Zingo (1998) Swedish "comedy" where a bunch of losers is about to make a porn movie in the wild, because their junkie leader has gotten himself invovled with a psychotic biker leader, and to gather in some easy money, they fool some german moneymen into thinking they are about to get the very first taste of a porn film starring an old and forgotten swedish movie star and a horny moose. The film tries to hard to be funny and quirky, and it is very clear they have seen Trainspotting several times before, as they even end up "borrowing" the famous "I want to become just like you" line that Mark Renton says at the end of the film. The beautiful Helena Af Sanderberg shows up and makes the film a bit more interesting, and Per Moberg (probably most famous for being the angry boss of Martin Beck in the swedish crime films Beck or at least in the first seasons from 1997-98) and he is the wannabe movie director that is gonna make them a lot of money.
For it is written: the inhabitants of the Earth have been made drunk with her blood. And I saw her sent upon a hairy beast and she held forth a golden chalice full of the filthiness of fornications. And upon her forehead was written: "Behold I am the great mother of harlots and all abominations of the Earth."

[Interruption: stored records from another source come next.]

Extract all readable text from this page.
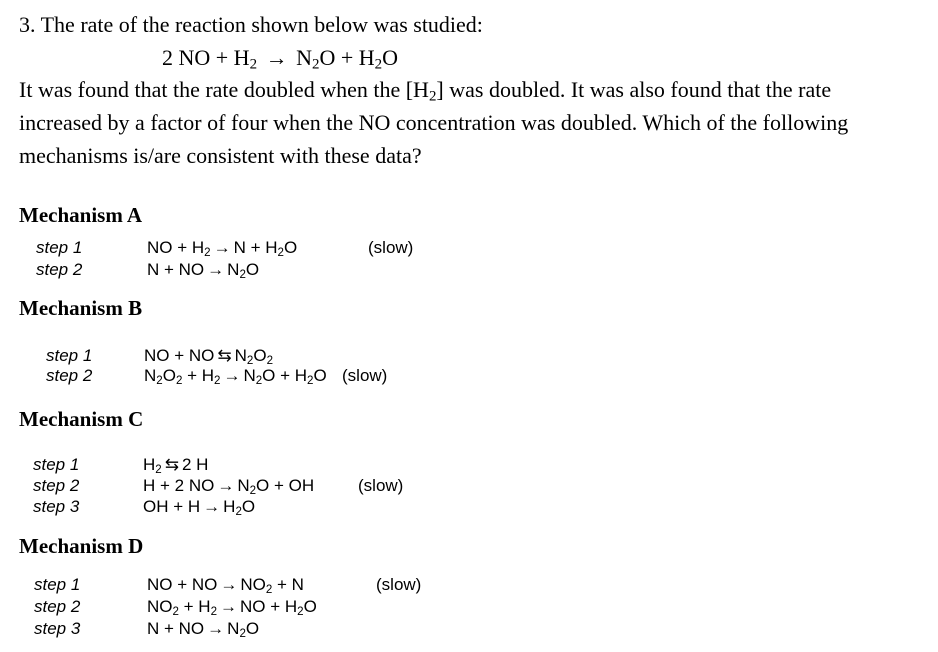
3. The rate of the reaction shown below was studied:
2 NO + $H_2 \to N_2O + H_2O$
It was found that the rate doubled when the $[H_2]$ was doubled. It was also found that the rate
increased by a factor of four when the NO concentration was doubled. Which of the following
mechanisms is/are consistent with these data?
Mechanism A
step 1
step 2
NO + $H_2 \to N + H_2O$
N + NO → $N_2O$
(slow)
Mechanism B
step 1
step 2
NO + NO ⇆ $N_2O_2$
$N_2O_2 + H_2 \to N_2O + H_2O$ (slow)
Mechanism C
step 1
step 2
step 3
$H_2$ ⇆ 2 H
H + 2 NO → $N_2O$ + OH
OH + $H \to H_2O$
(slow)
Mechanism D
step 1
step 2
step 3
NO + NO → $NO_2 + N$
$NO_2 + H_2$ → NO + $H_2O$
N + NO → $N_2O$
(slow)
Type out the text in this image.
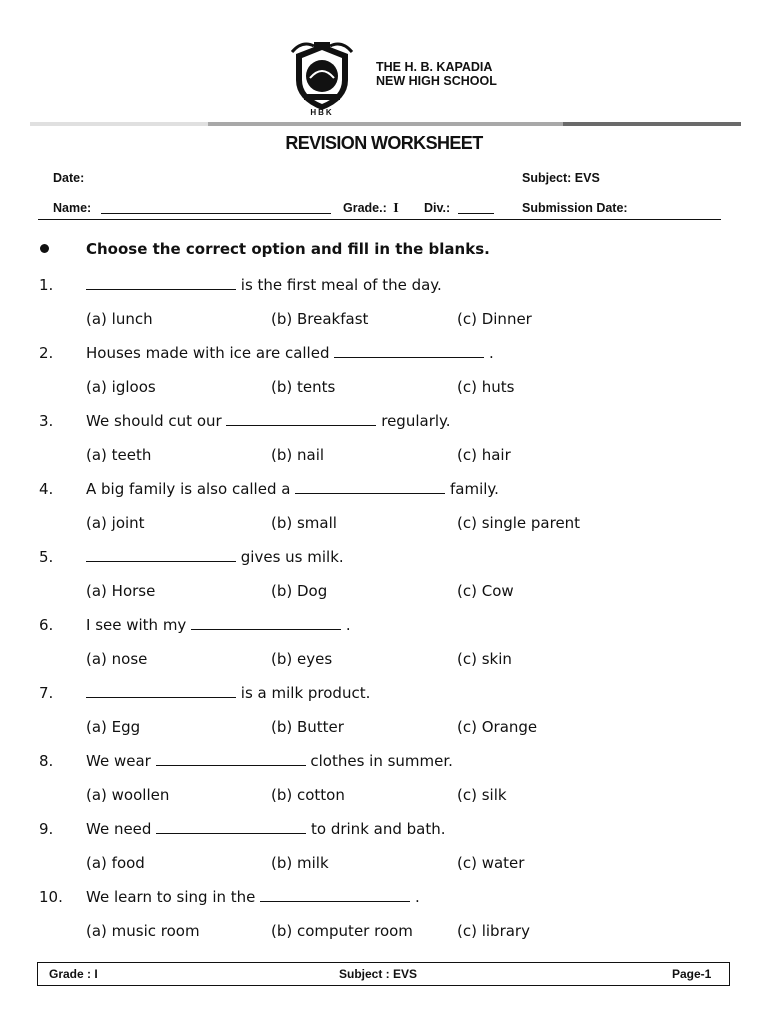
HBK
THE H. B. KAPADIA
NEW HIGH SCHOOL
REVISION WORKSHEET
Date:	Subject: EVS
Name:	Grade.: I Div.:	Submission Date:
Choose the correct option and fill in the blanks.
1.	is the first meal of the day.
(a) lunch	(b) Breakfast	(c) Dinner
2. Houses made with ice are called	.
(a) igloos	(b) tents	(c) huts
3. We should cut our	regularly.
(a) teeth	(b) nail	(c) hair
4. A big family is also called a	family.
(a) joint	(b) small	(c) single parent
5.	gives us milk.
(a) Horse	(b) Dog	(c) Cow
6. I see with my	.
(a) nose	(b) eyes	(c) skin
7.	is a milk product.
(a) Egg	(b) Butter	(c) Orange
8. We wear	clothes in summer.
(a) woollen	(b) cotton	(c) silk
9. We need	to drink and bath.
(a) food	(b) milk	(c) water
10. We learn to sing in the	.
(a) music room	(b) computer room	(c) library
Grade : I	Subject : EVS	Page-1
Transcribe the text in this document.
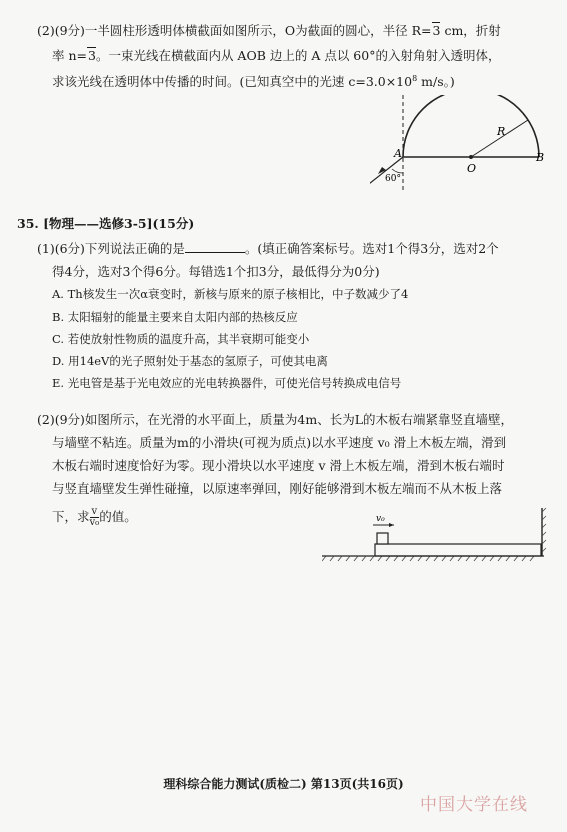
(2)(9分)一半圆柱形透明体横截面如图所示，O为截面的圆心，半径 R=3 cm，折射
率 n=3。一束光线在横截面内从 AOB 边上的 A 点以 60°的入射角射入透明体，
求该光线在透明体中传播的时间。(已知真空中的光速 $c=3.0\times 10^8$ m/s。)
A
O
B
R
60°
35. [物理——选修3-5](15分)
(1)(6分)下列说法正确的是	。(填正确答案标号。选对1个得3分，选对2个
得4分，选对3个得6分。每错选1个扣3分，最低得分为0分)
A. Th核发生一次α衰变时，新核与原来的原子核相比，中子数减少了4
B. 太阳辐射的能量主要来自太阳内部的热核反应
C. 若使放射性物质的温度升高，其半衰期可能变小
D. 用14eV的光子照射处于基态的氢原子，可使其电离
E. 光电管是基于光电效应的光电转换器件，可使光信号转换成电信号
(2)(9分)如图所示，在光滑的水平面上，质量为4m、长为L的木板右端紧靠竖直墙壁，
与墙壁不粘连。质量为m的小滑块(可视为质点)以水平速度 v₀ 滑上木板左端，滑到
木板右端时速度恰好为零。现小滑块以水平速度 v 滑上木板左端，滑到木板右端时
与竖直墙壁发生弹性碰撞，以原速率弹回，刚好能够滑到木板左端而不从木板上落
下，求 $\frac{v}{\text{v₀}}$ 的值。	v₀
理科综合能力测试(质检二) 第13页(共16页)
中国大学在线
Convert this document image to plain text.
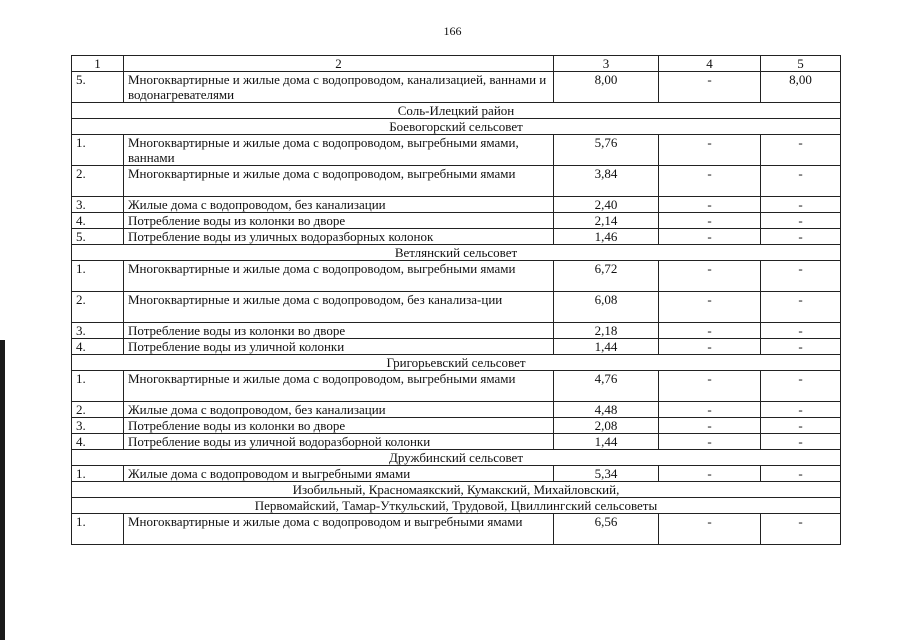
166
1	2	3	4	5
5.	Многоквартирные и жилые дома с водопроводом, канализацией, ваннами и водонагревателями	8,00	-	8,00
Соль-Илецкий район				
Боевогорский сельсовет				
1.	Многоквартирные и жилые дома с водопроводом, выгребными ямами, ваннами	5,76	-	-
2.	Многоквартирные и жилые дома с водопроводом, выгребными ямами	3,84	-	-
3.	Жилые дома с водопроводом, без канализации	2,40	-	-
4.	Потребление воды из колонки во дворе	2,14	-	-
5.	Потребление воды из уличных водоразборных колонок	1,46	-	-
Ветлянский сельсовет				
1.	Многоквартирные и жилые дома с водопроводом, выгребными ямами	6,72	-	-
2.	Многоквартирные и жилые дома с водопроводом, без канализа-ции	6,08	-	-
3.	Потребление воды из колонки во дворе	2,18	-	-
4.	Потребление воды из уличной колонки	1,44	-	-
Григорьевский сельсовет				
1.	Многоквартирные и жилые дома с водопроводом, выгребными ямами	4,76	-	-
2.	Жилые дома с водопроводом, без канализации	4,48	-	-
3.	Потребление воды из колонки во дворе	2,08	-	-
4.	Потребление воды из уличной водоразборной колонки	1,44	-	-
Дружбинский сельсовет				
1.	Жилые дома с водопроводом и выгребными ямами	5,34	-	-
Изобильный, Красномаякский, Кумакский, Михайловский,				
Первомайский, Тамар-Уткульский, Трудовой, Цвиллингский сельсоветы				
1.	Многоквартирные и жилые дома с водопроводом и выгребными ямами	6,56	-	-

The National Film Board of Review has selected "Roma" (2018) as the best film of the year. No recognizable actors to an American audience, Spanish language subtitled and in black and white. Maybe with Netflix distributing it this will be seen by more people than usual. Except for an intense section near the end, this is what I term a movie set at the pace of life. That bores some people but it worked for me here. The cinematography was a big plus (by director Alfonso Cuarón), with some very long continuous takes adding to its effectiveness.
Boku wa asu, kinou no kimi to dêto suru (My tomorrow, your yesterday)
Managed to catch this gem of a movie this week. I was charmed from beginning to end...I would place this in the Romance/Fantasy category, much like the aforementioned Il Mare (The Lake House - not even in the same league as the original), which I am also a fan of. Let's hope our friends in Hollywood refrain from churning out yet another inferior remake.
Učitelka (The Teacher) / Jan Hřebejk (2016). Slovakia / Czech Republic. In 1983 during Soviet Union rule in Bratislavia, a new teacher arrives in town. Miss Drazdechová (Zuzana Mauréry) is not just a teacher, though. She is the local head of the Communist Party. With an always friendly attitude, she begins demanding favors from the parents of her students ranging from smuggling to repair of her appliances to the children doing her housework. If the parents comply, their children get good grades, If not, the parents begin to fear that the teacher’s retaliation will affect their child’s future. Seriously, Miss Drazdechová reminded me a lot of Dolores Umbridge. What you will take away from this film is Zuzana Mauréry’s performance which has won or been nominated for regional awards. Director Jan Hřebejk’s previous film “Musime Si Pomahat” (Divided We Fall) is on my best of the year list for 2000.
L'atelie (The Workshop) / Laurent Cantet (2017). France. In a French sea side town, well known author Olivia Dejazet (Marina Foïs) holds a workshop for young aspiring authors. They decide to co-write a thriller. After struggling to come up with a plot involving the town’s history as a busy port, one of the young men, Antoine (Matthieu Lucci) reads them a disturbing story he had written about a mass murder told coldly from the shooter’s viewpoint. Both students and teacher are freaked but Olivia takes an interest in Antoine and tries to understand just what he is about. There is a slow build but a suspenseful payoff and satisfying ending.